BECAUSE THE DEMOCRATIC Progressive Party (DPP) won less than one-fourth of the legislative seats in the Jan. 12 elections, it would be difficult for the party to get any of the 16 legislative committee chairmanships if the posts were filled by voting. Chinese Nationalist Party (KMT) presidential candidate Ma Ying-jeou (馬英九) has offered to let the DPP have four of these seats, and DPP caucus whip Ker Chien-ming (柯建銘) has said the party should accept it or it might not be able to propose laws in future.
It would of course be a problem if the DPP were unable to file important law proposals independently. Nonetheless, I propose that the offer be declined. Even with four committee chairpersons, the laws the DPP can propose would be limited. Furthermore, even with a DPP member at the helm, the party's committee members will still be a minority, making it virtually impossible for any bill to be passed in accord with DPP wishes.
Instead, the DPP should use this opportunity to demand legislative reform. Each legislative committee used to have three chairpersons. Although this number has been reduced to two, it is still high compared with other democracies. This strange structure is a remnant of the authoritarian period.
Intent on dominating and reducing the legislature's power, dictator Chiang Kai-shek (蔣介石) adopted many unusual measures, including appointing three chairpersons for each legislative committee. Most countries have only one chairperson, normally a senior lawmaker, to strengthen the legislature and create an effective counterweight to the executive.
Chiang chose three chairpersons per committee to divide the spoils of power in line with his "divide and conquer" policy. He also instituted a rule requiring members to move to a different committee every legislative session, which ensured that everyone could sit on the more popular committees and that members never became specialists.
This spirit of sharing the spoils of power can also be seen in the interpellation system. The interpellation is meant to be a political discussion between the opposition and the Cabinet. But in Taiwan, both opposition and ruling party legislators take turns asking questions mostly intended to impress their constituents. This system made things easy for the Cabinet and legislators, but it weakened the legislature's status and effectiveness.
With democratization, it should be possible to cast off this old system. New legislators should make it clear that they are not just a new set of squabbling legislative "monsters" and should use this opportunity for reform. Ma is using the old spoils-sharing system to co-opt smaller parties by creating an image of generosity and the small parties, unfortunately, are happily biting.

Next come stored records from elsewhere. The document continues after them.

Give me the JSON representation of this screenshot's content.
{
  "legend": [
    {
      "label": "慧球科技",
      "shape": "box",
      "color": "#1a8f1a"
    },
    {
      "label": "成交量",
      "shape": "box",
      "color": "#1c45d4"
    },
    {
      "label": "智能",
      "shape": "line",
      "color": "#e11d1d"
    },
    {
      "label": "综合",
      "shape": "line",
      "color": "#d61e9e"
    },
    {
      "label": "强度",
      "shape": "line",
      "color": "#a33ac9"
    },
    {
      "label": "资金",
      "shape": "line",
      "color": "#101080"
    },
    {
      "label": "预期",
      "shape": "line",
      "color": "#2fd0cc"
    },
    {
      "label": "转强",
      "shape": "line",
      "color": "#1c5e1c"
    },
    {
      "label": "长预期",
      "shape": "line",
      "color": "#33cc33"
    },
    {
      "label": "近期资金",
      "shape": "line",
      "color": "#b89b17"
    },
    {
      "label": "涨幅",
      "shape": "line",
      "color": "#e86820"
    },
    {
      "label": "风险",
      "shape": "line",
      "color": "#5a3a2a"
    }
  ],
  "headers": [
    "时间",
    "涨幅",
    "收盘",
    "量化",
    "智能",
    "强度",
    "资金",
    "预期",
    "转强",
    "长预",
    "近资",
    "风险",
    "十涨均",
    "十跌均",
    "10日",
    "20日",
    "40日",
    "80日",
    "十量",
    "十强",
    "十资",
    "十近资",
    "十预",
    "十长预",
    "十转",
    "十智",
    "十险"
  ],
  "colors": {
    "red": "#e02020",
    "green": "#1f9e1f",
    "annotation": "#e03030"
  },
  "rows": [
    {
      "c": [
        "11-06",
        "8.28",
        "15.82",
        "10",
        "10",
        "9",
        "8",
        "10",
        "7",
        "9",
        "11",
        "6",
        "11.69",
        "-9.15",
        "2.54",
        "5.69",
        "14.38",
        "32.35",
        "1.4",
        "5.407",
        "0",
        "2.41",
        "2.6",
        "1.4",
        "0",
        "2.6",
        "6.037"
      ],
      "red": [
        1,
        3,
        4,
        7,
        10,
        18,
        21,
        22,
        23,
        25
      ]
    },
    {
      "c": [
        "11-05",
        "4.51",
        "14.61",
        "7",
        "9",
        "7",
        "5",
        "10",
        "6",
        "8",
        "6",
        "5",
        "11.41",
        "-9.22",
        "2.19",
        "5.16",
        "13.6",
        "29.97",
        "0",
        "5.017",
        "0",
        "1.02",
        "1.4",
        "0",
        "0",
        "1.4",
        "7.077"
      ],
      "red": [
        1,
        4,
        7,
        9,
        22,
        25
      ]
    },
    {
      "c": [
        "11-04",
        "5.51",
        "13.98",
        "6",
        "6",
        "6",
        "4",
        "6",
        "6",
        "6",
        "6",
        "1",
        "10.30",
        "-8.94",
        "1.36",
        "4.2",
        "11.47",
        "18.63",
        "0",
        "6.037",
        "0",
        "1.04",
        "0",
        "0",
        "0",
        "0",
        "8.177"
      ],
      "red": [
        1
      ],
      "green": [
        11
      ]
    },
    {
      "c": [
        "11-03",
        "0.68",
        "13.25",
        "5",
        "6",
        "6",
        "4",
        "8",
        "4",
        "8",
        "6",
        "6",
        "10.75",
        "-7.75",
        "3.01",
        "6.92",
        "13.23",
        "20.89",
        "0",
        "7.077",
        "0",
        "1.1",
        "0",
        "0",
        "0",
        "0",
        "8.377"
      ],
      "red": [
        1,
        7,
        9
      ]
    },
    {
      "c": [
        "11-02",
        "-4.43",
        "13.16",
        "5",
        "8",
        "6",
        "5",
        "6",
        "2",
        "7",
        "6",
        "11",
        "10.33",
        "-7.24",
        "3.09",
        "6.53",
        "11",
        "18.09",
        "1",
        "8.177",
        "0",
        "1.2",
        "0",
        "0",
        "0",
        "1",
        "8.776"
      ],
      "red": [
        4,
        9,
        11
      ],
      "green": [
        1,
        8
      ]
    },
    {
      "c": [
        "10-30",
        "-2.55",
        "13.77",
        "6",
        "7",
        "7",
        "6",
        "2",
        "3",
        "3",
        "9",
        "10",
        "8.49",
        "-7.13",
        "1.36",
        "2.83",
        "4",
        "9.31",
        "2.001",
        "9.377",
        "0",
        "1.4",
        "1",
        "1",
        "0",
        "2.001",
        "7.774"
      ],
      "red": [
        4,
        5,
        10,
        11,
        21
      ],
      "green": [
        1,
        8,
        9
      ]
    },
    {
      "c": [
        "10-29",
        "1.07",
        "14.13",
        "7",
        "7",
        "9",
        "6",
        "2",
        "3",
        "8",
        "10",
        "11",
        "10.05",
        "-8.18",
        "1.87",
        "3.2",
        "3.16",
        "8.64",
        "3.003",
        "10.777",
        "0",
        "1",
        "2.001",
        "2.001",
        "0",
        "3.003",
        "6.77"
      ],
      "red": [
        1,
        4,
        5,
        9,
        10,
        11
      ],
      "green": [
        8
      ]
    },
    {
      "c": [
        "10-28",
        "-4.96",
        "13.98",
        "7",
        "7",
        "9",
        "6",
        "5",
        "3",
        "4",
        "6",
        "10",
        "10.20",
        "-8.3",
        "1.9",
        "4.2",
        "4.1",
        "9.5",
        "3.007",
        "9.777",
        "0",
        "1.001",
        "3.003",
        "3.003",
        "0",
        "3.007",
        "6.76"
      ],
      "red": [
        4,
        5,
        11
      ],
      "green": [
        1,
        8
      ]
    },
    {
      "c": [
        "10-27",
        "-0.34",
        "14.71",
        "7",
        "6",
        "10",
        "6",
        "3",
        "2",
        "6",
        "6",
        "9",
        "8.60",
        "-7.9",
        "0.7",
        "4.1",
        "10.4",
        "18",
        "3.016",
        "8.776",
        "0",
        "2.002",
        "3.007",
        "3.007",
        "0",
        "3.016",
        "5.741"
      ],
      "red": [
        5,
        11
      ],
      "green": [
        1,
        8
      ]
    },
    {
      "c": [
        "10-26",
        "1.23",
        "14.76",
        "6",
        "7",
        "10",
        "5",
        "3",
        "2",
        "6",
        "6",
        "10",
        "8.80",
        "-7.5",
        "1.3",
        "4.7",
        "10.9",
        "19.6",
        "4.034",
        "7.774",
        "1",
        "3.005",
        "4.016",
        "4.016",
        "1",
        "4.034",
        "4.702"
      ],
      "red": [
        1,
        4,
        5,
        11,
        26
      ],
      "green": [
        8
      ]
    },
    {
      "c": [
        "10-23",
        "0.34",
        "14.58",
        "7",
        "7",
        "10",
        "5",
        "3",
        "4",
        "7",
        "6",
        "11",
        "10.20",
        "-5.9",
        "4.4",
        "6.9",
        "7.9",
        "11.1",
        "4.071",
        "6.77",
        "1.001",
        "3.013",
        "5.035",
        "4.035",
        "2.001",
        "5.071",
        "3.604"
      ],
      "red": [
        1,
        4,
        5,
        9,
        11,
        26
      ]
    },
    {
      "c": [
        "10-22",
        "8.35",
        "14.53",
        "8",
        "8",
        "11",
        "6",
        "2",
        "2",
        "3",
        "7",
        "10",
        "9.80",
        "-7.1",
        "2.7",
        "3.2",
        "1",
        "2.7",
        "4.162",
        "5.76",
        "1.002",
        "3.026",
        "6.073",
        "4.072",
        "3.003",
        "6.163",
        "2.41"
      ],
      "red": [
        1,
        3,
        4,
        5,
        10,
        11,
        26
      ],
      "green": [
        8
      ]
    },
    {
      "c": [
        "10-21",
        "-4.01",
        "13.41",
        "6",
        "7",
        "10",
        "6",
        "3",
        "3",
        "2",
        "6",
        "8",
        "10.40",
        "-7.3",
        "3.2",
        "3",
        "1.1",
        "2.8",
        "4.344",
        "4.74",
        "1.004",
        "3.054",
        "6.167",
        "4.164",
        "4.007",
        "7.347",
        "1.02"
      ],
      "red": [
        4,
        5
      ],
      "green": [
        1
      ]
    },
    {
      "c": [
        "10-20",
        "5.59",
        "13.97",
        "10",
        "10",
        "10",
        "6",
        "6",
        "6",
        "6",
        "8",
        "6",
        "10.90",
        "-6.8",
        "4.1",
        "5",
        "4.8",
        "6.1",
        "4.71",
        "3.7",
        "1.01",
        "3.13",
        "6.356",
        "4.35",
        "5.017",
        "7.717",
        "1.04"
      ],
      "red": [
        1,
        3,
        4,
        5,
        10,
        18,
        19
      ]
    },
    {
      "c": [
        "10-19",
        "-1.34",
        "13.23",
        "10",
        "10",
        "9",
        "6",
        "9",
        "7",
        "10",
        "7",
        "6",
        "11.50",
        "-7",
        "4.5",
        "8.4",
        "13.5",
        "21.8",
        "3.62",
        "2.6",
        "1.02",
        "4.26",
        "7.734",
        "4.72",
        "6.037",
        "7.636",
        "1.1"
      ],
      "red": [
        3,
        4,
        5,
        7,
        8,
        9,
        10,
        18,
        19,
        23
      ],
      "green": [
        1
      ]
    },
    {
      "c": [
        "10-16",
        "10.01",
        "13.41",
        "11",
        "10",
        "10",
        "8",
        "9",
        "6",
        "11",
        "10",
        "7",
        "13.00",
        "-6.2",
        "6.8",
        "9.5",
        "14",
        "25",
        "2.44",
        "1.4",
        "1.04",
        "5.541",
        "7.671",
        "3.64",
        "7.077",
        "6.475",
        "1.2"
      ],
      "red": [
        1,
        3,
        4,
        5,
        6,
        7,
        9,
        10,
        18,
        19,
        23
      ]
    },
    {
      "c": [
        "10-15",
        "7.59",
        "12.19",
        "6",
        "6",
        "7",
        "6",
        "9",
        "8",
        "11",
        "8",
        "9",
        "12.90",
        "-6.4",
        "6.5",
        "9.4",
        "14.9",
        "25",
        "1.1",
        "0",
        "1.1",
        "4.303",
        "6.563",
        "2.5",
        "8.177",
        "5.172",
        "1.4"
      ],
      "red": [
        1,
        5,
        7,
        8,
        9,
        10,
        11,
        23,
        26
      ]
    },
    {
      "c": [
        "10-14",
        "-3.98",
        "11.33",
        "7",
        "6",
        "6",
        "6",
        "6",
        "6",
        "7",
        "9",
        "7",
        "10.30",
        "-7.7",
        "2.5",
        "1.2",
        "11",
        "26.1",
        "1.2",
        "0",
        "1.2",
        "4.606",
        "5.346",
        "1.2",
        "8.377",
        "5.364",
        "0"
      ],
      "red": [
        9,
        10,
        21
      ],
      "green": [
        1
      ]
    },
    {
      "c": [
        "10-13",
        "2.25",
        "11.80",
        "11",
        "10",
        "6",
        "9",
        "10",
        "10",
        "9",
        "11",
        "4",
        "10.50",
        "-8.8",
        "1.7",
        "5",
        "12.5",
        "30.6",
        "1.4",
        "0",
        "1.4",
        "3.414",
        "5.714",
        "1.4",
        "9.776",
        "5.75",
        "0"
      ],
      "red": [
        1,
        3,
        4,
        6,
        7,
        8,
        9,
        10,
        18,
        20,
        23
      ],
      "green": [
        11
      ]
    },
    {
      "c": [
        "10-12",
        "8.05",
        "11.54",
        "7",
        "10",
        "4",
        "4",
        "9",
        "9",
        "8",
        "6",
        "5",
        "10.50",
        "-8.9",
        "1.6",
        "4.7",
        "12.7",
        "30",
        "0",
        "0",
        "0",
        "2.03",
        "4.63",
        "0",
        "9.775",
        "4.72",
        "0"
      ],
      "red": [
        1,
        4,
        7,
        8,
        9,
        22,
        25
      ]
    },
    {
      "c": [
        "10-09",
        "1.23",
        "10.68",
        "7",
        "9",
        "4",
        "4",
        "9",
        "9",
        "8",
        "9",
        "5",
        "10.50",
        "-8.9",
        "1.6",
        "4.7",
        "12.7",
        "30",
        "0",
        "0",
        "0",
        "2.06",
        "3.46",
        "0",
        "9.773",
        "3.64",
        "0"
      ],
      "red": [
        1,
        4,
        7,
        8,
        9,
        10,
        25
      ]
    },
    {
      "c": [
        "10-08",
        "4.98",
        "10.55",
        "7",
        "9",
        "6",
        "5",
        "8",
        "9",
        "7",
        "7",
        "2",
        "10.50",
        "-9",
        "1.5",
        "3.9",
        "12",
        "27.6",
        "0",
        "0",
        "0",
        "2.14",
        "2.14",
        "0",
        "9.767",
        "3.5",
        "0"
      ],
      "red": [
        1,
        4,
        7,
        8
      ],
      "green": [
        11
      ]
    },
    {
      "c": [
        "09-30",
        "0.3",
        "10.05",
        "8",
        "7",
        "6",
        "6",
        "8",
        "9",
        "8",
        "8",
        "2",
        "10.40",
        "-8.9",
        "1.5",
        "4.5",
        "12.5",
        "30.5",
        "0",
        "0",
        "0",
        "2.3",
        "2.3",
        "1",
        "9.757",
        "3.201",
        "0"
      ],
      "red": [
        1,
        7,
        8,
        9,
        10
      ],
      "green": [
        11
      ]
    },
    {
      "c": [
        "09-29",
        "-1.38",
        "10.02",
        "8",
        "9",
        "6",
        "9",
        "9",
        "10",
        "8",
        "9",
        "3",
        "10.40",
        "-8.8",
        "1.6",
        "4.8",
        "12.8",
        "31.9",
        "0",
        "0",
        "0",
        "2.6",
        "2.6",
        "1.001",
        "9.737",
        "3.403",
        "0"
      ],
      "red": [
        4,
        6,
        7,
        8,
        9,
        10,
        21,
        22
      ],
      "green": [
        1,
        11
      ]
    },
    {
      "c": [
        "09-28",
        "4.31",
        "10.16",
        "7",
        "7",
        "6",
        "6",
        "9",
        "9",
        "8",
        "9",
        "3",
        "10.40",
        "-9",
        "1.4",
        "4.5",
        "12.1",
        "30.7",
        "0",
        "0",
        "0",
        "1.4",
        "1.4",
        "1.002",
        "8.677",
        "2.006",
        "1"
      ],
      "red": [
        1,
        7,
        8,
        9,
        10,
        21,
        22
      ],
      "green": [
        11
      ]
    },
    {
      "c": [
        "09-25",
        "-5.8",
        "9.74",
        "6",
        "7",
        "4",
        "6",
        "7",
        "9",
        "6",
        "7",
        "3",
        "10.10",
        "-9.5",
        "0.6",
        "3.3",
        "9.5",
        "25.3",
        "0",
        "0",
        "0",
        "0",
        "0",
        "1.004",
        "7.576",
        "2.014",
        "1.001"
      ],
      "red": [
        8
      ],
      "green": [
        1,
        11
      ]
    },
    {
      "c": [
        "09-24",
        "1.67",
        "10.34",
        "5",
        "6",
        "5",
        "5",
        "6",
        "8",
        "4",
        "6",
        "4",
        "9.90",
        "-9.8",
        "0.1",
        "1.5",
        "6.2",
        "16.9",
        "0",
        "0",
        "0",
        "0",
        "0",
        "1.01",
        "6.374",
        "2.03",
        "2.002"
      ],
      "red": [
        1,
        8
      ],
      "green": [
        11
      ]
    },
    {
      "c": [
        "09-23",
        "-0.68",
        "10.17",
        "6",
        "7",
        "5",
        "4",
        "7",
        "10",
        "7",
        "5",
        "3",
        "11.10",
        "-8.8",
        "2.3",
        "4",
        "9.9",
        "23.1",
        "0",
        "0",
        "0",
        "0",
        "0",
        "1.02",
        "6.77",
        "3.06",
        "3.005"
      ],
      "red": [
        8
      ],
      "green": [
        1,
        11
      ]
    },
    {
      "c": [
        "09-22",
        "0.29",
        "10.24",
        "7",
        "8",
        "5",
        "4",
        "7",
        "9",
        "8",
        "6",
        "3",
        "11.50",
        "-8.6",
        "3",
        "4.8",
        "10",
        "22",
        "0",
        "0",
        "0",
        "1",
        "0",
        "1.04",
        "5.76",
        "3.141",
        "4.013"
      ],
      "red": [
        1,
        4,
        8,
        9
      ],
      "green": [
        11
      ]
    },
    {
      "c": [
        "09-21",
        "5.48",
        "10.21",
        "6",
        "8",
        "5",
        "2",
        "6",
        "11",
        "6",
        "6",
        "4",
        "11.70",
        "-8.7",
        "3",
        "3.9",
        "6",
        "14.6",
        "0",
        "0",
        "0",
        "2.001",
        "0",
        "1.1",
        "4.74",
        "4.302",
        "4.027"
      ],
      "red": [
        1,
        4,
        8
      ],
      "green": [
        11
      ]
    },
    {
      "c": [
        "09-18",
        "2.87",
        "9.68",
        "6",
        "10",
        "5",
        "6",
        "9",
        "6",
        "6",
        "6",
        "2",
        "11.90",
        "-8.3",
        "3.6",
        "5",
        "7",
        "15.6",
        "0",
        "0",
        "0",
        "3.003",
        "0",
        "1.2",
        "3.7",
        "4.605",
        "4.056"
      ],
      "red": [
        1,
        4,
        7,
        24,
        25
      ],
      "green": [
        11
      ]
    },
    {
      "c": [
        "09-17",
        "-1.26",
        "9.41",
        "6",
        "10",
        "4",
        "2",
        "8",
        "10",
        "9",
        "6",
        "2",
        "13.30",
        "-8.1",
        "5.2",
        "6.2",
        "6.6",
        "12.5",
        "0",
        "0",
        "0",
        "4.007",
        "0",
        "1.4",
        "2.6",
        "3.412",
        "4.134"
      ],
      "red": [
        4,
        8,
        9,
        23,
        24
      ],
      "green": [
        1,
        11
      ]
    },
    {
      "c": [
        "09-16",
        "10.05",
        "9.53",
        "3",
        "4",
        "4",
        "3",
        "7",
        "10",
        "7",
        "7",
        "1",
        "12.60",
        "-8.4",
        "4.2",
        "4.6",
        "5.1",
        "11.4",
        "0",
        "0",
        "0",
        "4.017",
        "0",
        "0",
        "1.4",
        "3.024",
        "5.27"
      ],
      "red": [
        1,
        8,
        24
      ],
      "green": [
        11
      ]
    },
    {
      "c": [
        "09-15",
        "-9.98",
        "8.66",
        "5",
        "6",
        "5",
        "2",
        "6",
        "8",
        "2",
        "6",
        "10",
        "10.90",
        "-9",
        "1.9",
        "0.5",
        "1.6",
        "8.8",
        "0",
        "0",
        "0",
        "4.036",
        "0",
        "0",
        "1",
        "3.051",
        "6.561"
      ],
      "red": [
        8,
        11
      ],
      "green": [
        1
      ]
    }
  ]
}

To change this system, Taiwan should adopt the standard system with one chairperson and one vice chairperson instead of two or three chairpersons per committee. Having a single committee head is necessary to establish legislative accountability and effectively counterbalance the government's power. The system of rotating legislators between committees should also be changed. Instead of sitting on a different committee every year, legislators should stay in one committee for an entire legislative term.
The interpellation should be reinstated as a political discussion between the opposition and the government. I hope the new legislature will make this effort to address public doubts about the new legislature. Having suffered a serious blow to its prestige, the DPP should take up this appeal and stop perpetuating the old spoils-sharing system.
Lin Cho-shui is a former Democratic Progressive Party legislator.